ISAs have failed low income workers with inadequate savings and only benefit people who would have saved anyway, a think tank claims.
Over half of households in the UK have poor savings levels and 50% of low-to-middle earner families have less than one month's income saved, the Institute for Public Policy Research (IPPR) said.
The IPPR said the government must scrap ISAs and create "Lifetime Bonus Savings Accounts" to help lower earners save, after the Treasury hinted at future support for workplace ISAs.
The government should pay annual bonuses into these accounts on a sliding scale dependent on the average balance in the account over the past three years, the think tank proposes.
In its latest report, Designing a Life-Course Savings Account, the IPPR said the government should pay £1 for every £10 on the first £1,000 saved, £1 for every £20 on the second £1,000 saved, and £1 for every £30 on the third £1,000 saved.
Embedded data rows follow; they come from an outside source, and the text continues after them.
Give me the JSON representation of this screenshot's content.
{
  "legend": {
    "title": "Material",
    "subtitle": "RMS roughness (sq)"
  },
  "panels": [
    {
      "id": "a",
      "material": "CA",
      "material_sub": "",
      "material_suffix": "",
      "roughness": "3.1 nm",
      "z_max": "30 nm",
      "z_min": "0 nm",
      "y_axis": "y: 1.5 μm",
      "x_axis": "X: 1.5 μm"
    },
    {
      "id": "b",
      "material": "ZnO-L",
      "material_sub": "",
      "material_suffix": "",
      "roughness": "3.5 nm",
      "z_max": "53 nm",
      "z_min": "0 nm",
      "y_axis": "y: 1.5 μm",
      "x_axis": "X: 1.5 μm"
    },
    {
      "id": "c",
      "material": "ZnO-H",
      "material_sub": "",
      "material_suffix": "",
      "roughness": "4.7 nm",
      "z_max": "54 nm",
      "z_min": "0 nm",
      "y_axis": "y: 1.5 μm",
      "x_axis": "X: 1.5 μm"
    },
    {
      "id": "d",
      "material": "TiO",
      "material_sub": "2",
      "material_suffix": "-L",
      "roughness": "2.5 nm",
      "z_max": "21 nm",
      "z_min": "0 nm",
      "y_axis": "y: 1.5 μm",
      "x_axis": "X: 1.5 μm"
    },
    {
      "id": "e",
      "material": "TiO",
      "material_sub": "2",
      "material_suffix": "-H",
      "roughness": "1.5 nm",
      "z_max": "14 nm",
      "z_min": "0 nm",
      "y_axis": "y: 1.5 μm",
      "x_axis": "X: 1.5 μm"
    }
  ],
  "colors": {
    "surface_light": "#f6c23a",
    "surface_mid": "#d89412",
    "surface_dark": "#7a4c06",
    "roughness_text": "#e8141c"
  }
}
Bonuses would not be paid on savings above £3,000, the report said, and more than four withdrawals a year would lead to bonuses being forfeited.
The IPPR said this account should be exempt from means tests for state benefits, and savers should be able to make deposits at supermarket tills.
"The current tax relief given to higher income earners could be withdrawn without reducing their propensity to save," said Nick Pearce, IPPR director.
"Instead, these funds could be used to increase saving by low-to-middle income families and boost aggregate saving to improve the UK's saving ratio at no extra cost to the government."
The IPPR research comes amid calls for a closer link between pensions and ISAs and a stronger role for corporate ISAs in encouraging saving.
Last week, the Treasury announced it would not investigate further the use of early access to pension funds, but will encourage new forms of workplace savings, taken by many to mean support of corporate ISAs.
Ros Altmann, director-general of Saga, has repeatedly said NEST should not be restricted to a pension, but should also include an ISA for investors afraid to lock away their savings until retirement.